King, the casual gaming juggernaut behind the likes of Candy Crush Saga has expanded its Saga lineup once more with Diamond Digger Saga. The game tasks players with clicking on groups of matching blocks to remove them, just like Pet Rescue Saga. However, there are enough gameplay twists to make Diamond Digger a worthy and unique addition to the Saga series.
King has a tried-and-true game development process which has resulted in their great success in the casual gaming sphere. They post tons of games to their own portal, Royal Games, and the big hits there are the ones that get polished up and transformed into Facebook games. It’s no surprise, then, that Diamond Digger’s Facebook iteration is packed with charming music and adorable artwork. Every sound effect and visual sparkle is in place to reward players for clicking on the game and getting drawn into the world.

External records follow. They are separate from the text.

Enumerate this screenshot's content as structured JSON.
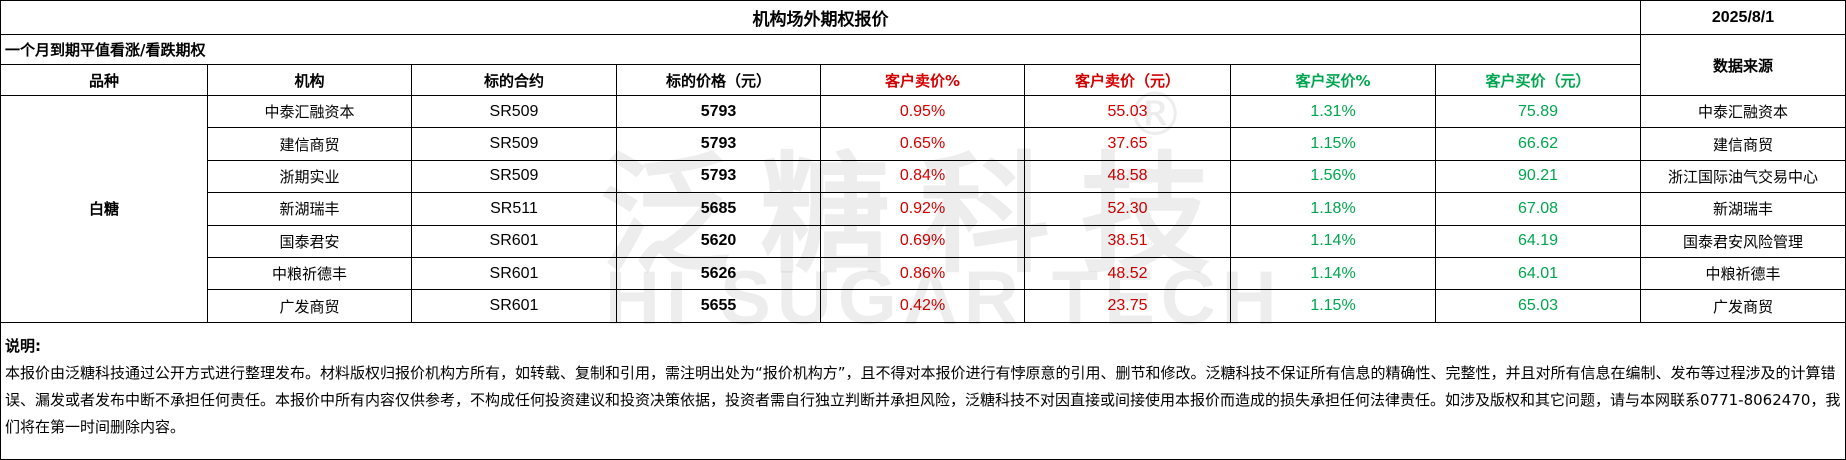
{
  "title": "机构场外期权报价",
  "date": "2025/8/1",
  "subtitle": "一个月到期平值看涨/看跌期权",
  "source_header": "数据来源",
  "headers": [
    "品种",
    "机构",
    "标的合约",
    "标的价格（元）",
    "客户卖价%",
    "客户卖价（元）",
    "客户买价%",
    "客户买价（元）"
  ],
  "variety": "白糖",
  "rows": [
    {
      "inst": "中泰汇融资本",
      "contract": "SR509",
      "price": "5793",
      "sell_pct": "0.95%",
      "sell": "55.03",
      "buy_pct": "1.31%",
      "buy": "75.89",
      "source": "中泰汇融资本"
    },
    {
      "inst": "建信商贸",
      "contract": "SR509",
      "price": "5793",
      "sell_pct": "0.65%",
      "sell": "37.65",
      "buy_pct": "1.15%",
      "buy": "66.62",
      "source": "建信商贸"
    },
    {
      "inst": "浙期实业",
      "contract": "SR509",
      "price": "5793",
      "sell_pct": "0.84%",
      "sell": "48.58",
      "buy_pct": "1.56%",
      "buy": "90.21",
      "source": "浙江国际油气交易中心"
    },
    {
      "inst": "新湖瑞丰",
      "contract": "SR511",
      "price": "5685",
      "sell_pct": "0.92%",
      "sell": "52.30",
      "buy_pct": "1.18%",
      "buy": "67.08",
      "source": "新湖瑞丰"
    },
    {
      "inst": "国泰君安",
      "contract": "SR601",
      "price": "5620",
      "sell_pct": "0.69%",
      "sell": "38.51",
      "buy_pct": "1.14%",
      "buy": "64.19",
      "source": "国泰君安风险管理"
    },
    {
      "inst": "中粮祈德丰",
      "contract": "SR601",
      "price": "5626",
      "sell_pct": "0.86%",
      "sell": "48.52",
      "buy_pct": "1.14%",
      "buy": "64.01",
      "source": "中粮祈德丰"
    },
    {
      "inst": "广发商贸",
      "contract": "SR601",
      "price": "5655",
      "sell_pct": "0.42%",
      "sell": "23.75",
      "buy_pct": "1.15%",
      "buy": "65.03",
      "source": "广发商贸"
    }
  ],
  "notes_title": "说明:",
  "notes_body": "本报价由泛糖科技通过公开方式进行整理发布。材料版权归报价机构方所有，如转载、复制和引用，需注明出处为“报价机构方”，且不得对本报价进行有悖原意的引用、删节和修改。泛糖科技不保证所有信息的精确性、完整性，并且对所有信息在编制、发布等过程涉及的计算错误、漏发或者发布中断不承担任何责任。本报价中所有内容仅供参考，不构成任何投资建议和投资决策依据，投资者需自行独立判断并承担风险，泛糖科技不对因直接或间接使用本报价而造成的损失承担任何法律责任。如涉及版权和其它问题，请与本网联系0771-8062470，我们将在第一时间删除内容。",
  "watermark": {
    "cn": "泛糖科技",
    "en": "HI SUGAR TECH",
    "mark": "®"
  },
  "colors": {
    "sell": "#d40000",
    "buy": "#00a64f"
  }
}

Diamond Digger Saga follows a cute buck-toothed alien who goes on a journey to hunt for underground treasure. He has the ability to transform his body into a rapidly spinning drill and does so to dig deep into the earth. The map that connects all the levels together shows every 10 levels or so taking place on a different tiny planet, not unlike those you’d see in Super Mario Galaxy. The story is very basic and barely present, but cute four-panel comics show up each time a new objective shows up to explain why the alien would be interested in objectives that aren’t collecting treasure in the first place.
The game’s framework will be extremely familiar to anybody who’s spent time with any of King’s Saga games. 110 levels are spread across a map. Each level asks you to complete a certain objective within a certain number of moves. Succeed, and you’ll receive 1–3 stars based on your score; fail, and you’ll lose one of your 5 extra lives. When you’re out of lives, you’ll have to wait for them to recover, buy them with gold, or ask your Facebook friends to send you some for free. Various boosters can be purchased with gold to make levels easier, and if you still fail, you can always spend gold on a few more moves to continue the level. Gold, of course, is a premium currency that you can buy in bundles with your credit card.
The game’s blocks consist of gems on top of dirt. Clicking on a group of three or more matching gems destroys the gems and digs up a layer of the dirt beneath. Unlike most match-threes, you don’t get points for simply matching gems. Instead, you get a nominal amount of points for digging up dirt and many more points if the dirt contains gold. Conveniently, patches of earth that contain gold are striped with a golden color. Most dirt can be broken in a single match, but rocks can take multiple hits to fully excavate.
A pool of water sits at the top of each screen. As you clear dirt, the water fills up the empty areas left behind. If you can get the water to an exit at the bottom of the screen, you’ll dig down to the next room. Each new room has a different layout to work through. There’s several reasons to continually dig deeper. First, you can only dig up so much earth in a single room, so digging deeper gives you access to more dirt and more gold. Second, deeper rooms have better gold. At first you’ll only find gold coins, but as you go deeper, you’ll find bags and eventually chests full of the stuff; and more gold means more points. Finally, each time you make it to a new room, you get two extra moves to make before it’s game over.
The depth mechanic adds an interesting balance of risk and reward to a game that could have fallen really flat otherwise. Early in the game, you want to get down deep as efficiently as possible. Eventually, you have to make the call to make gold your top priority to focus on collecting points. If you make the call too early, you’ll spend too many moves on gold coins and bags. If you make the call too late, you won’t have enough moves left to find the precious treasure chests.
As I quickly referenced earlier, your objective isn’t always to get gold. Sometimes, it’s waking up fireflies, collecting bath toys, or stacking totems onto their bases. All three alternative objectives are interesting and shake up the way you play the game. Fireflies wake up when you get water to their square. Bath toys are hidden in blue rocks that you must destroy by making matches. Totems fall as you break the earth beneath them, eventually reuniting with their bases. There’s still a motivation to dig ever-deeper, but it turns into finding more fireflies, blue rocks, and totems instead of getting better loot. Each firefly level has a limited number of fireflies to wake up. An exclamation point icon will hover over any firefly that you must wake up before moving on to the next screen. If you miss it, it will be impossible to reach your objective and it’s game over. The same applies to bath toys and totems. Sometimes, it’s quite tricky to reach an objective before you get the water to the exit.
Diamond Digger Saga has a fun gameplay mechanic with some clever twists on match-three. It’s hard to put down, and that’s largely owed to how great King is at polishing a game so that it simply feels great to interact with. It inherits all the good and bad that goes with being a Saga title. On the one hand, you’ve got addictive gameplay and lots of charm. On the other hand, you’ve got premium currency, an extra lives system, Facebook integration, and a steep difficulty curve to deal with. You should already know whether or not you find King’s monetization morally objectionable or not. If so, give this one a pass. If not, you’re going to love Diamond Digger Saga — it’s one of the best King games I’ve played.